We were told minorities would be equal citizens. And yet, they live as shadows in their own land. Their temples are desecrated, their voices drowned, their rights bartered for political gain. The Constitution protects them, but society persecutes them, and the state watches in silence.
Most heartbreaking of all, we were told this land was the fruit of sacrifice. That millions left everything behind, homes, businesses, identity to forge a future for generations unborn. They faced trains soaked in blood, walked barefoot for days, lost loved ones to fire and fury, because they believed in a Pakistan that would be just, honourable, and compassionate.
And now? The descendants of those martyrs are taking their own lives, not because they are weak but because this system has failed them. Farmers drown themselves in canals after being crushed by loans. Jobless graduates hang from ceiling fans after years of broken promises. Families are destroyed not by war, but by hunger.
So, I ask you; are these slogans we grew up with merely tools of deceit? Were they songs composed to lull us into obedience, while a corrupt elite plundered the land? Must we, the people, simply accept that the rich will grow richer, and the poor will serve them in silence? Shall we throw the dream into the abyss, feed the privileged, and silence the hungry?
I say, no. No, we shall not feed the greed of a class that has already gorged on our sweat and blood. No, we shall not surrender our dream at the altar of hopelessness. For even now, amid this darkness, the dream breathes. Faint, battered, but alive.
It lives in the child who still clutches a torn schoolbag, determined to learn.
It lives in the widow who works two jobs to raise her sons honest.

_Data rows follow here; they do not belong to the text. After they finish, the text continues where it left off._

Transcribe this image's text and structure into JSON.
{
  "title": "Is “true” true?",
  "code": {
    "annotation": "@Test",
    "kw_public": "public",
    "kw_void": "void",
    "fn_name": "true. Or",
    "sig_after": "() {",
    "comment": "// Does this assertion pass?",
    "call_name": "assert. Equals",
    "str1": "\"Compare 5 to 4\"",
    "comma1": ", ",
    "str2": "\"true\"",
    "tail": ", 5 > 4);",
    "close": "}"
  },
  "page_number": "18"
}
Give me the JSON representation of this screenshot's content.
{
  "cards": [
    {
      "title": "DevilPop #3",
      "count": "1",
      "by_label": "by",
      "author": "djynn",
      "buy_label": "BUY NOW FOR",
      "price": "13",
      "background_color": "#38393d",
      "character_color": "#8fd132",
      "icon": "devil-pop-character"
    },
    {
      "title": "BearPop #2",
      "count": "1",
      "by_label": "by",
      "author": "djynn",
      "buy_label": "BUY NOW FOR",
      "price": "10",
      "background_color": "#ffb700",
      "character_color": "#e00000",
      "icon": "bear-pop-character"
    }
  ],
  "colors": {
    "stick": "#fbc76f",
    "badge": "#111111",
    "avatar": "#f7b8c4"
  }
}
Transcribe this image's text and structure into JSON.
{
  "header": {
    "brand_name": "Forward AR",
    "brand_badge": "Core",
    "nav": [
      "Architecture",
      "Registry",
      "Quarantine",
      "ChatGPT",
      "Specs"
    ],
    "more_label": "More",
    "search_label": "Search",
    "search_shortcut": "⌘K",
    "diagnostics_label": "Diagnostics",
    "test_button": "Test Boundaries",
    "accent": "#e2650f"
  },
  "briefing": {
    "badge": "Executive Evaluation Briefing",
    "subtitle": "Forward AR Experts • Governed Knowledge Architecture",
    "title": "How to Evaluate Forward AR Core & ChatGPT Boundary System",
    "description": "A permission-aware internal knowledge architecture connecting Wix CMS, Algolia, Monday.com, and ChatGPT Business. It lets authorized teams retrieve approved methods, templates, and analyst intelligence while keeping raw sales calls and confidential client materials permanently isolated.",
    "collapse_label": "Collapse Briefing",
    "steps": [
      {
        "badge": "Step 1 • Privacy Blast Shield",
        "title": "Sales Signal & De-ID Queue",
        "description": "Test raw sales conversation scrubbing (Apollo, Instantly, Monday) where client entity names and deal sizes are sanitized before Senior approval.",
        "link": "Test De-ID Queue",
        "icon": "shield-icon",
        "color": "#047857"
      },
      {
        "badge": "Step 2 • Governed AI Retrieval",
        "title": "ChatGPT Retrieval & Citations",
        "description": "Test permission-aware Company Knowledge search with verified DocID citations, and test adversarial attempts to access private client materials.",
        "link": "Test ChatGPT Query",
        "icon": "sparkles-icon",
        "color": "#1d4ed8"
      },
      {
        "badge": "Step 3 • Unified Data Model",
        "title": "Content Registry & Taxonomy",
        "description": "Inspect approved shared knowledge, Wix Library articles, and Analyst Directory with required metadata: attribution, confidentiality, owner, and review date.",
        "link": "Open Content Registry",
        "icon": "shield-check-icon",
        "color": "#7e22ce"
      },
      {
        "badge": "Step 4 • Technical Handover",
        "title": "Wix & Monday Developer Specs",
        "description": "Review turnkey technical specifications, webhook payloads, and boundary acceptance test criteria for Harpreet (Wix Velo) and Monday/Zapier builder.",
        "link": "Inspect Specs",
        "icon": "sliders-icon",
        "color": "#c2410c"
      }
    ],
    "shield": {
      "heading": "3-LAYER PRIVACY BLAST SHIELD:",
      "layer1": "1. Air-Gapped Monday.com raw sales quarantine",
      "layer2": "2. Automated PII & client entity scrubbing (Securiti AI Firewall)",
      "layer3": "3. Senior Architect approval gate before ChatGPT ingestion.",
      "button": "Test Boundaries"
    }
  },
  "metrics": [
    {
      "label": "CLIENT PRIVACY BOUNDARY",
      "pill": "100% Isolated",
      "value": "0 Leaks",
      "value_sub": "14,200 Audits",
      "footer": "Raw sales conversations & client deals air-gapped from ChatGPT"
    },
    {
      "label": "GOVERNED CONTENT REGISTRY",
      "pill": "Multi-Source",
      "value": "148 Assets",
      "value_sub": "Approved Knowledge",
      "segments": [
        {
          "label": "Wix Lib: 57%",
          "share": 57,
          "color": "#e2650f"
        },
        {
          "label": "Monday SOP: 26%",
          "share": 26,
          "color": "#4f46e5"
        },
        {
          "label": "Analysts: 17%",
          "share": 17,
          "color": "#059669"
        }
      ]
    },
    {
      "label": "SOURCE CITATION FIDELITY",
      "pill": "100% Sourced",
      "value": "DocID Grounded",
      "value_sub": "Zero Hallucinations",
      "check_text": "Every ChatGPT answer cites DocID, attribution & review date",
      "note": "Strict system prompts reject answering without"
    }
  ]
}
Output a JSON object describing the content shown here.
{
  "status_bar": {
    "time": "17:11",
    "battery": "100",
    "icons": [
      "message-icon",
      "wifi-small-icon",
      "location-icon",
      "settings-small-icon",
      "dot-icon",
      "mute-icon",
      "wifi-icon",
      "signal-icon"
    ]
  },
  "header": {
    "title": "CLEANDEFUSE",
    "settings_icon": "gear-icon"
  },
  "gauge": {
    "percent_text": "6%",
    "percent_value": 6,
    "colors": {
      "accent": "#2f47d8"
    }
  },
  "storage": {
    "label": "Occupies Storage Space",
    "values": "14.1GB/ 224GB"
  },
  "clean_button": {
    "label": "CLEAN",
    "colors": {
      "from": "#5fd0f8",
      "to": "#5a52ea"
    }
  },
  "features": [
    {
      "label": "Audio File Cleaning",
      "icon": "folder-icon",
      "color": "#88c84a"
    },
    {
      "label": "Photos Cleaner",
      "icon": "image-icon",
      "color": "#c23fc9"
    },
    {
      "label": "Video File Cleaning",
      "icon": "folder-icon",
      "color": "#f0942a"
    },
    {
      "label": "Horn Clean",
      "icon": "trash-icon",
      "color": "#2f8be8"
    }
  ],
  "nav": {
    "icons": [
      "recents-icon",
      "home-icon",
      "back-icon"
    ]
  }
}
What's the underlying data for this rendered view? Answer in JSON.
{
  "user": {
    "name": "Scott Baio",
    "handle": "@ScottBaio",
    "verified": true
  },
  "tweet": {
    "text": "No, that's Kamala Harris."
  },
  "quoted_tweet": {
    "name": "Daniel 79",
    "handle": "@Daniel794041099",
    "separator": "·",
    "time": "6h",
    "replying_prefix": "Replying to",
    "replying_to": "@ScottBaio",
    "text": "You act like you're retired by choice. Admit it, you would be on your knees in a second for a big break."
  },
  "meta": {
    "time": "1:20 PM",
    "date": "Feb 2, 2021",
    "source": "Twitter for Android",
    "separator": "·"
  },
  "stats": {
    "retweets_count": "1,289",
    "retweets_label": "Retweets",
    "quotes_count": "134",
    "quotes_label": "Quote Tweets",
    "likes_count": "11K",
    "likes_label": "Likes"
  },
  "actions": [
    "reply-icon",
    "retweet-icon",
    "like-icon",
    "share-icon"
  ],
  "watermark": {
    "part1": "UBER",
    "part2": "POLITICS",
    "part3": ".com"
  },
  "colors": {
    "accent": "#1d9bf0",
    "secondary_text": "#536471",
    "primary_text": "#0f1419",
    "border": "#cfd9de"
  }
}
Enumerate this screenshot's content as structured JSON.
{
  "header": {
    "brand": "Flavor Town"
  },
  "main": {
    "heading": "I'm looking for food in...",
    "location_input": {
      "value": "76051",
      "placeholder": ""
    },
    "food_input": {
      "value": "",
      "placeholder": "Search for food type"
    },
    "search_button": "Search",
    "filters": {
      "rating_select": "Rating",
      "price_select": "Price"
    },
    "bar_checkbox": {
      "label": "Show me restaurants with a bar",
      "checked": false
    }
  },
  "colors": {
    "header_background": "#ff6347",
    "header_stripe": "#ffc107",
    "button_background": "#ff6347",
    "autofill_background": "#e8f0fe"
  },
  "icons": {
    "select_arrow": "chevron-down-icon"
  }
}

It lives in the teacher who teaches without pay, in the doctor who treats without fee, in the journalist who writes the truth though it endangers his life.
It lives in every citizen who has not given up, who still demands justice, who still believes that Pakistan can be what it was meant to be.
This is not naïveté. It is faith; the same faith that built this nation. We must rise. Not with despair, but with defiance. Not with hate, but with fire; the fire of accountability, of courage, of collective will. We must demand more than charity. We must demand justice. We must not settle for slogans; we must insist on action.
This land belongs not to the few who have hijacked its soul, but to the millions who still carry its heartbeat. Let them hear us. Let them know:
We are not beggars.
We are the heirs of martyrs.
And we still believe.
Not because the system works, but because we shall make it work.
Not because the promise was kept, but because we will keep it alive.
For the dream of Pakistan refuses to die. And neither shall we.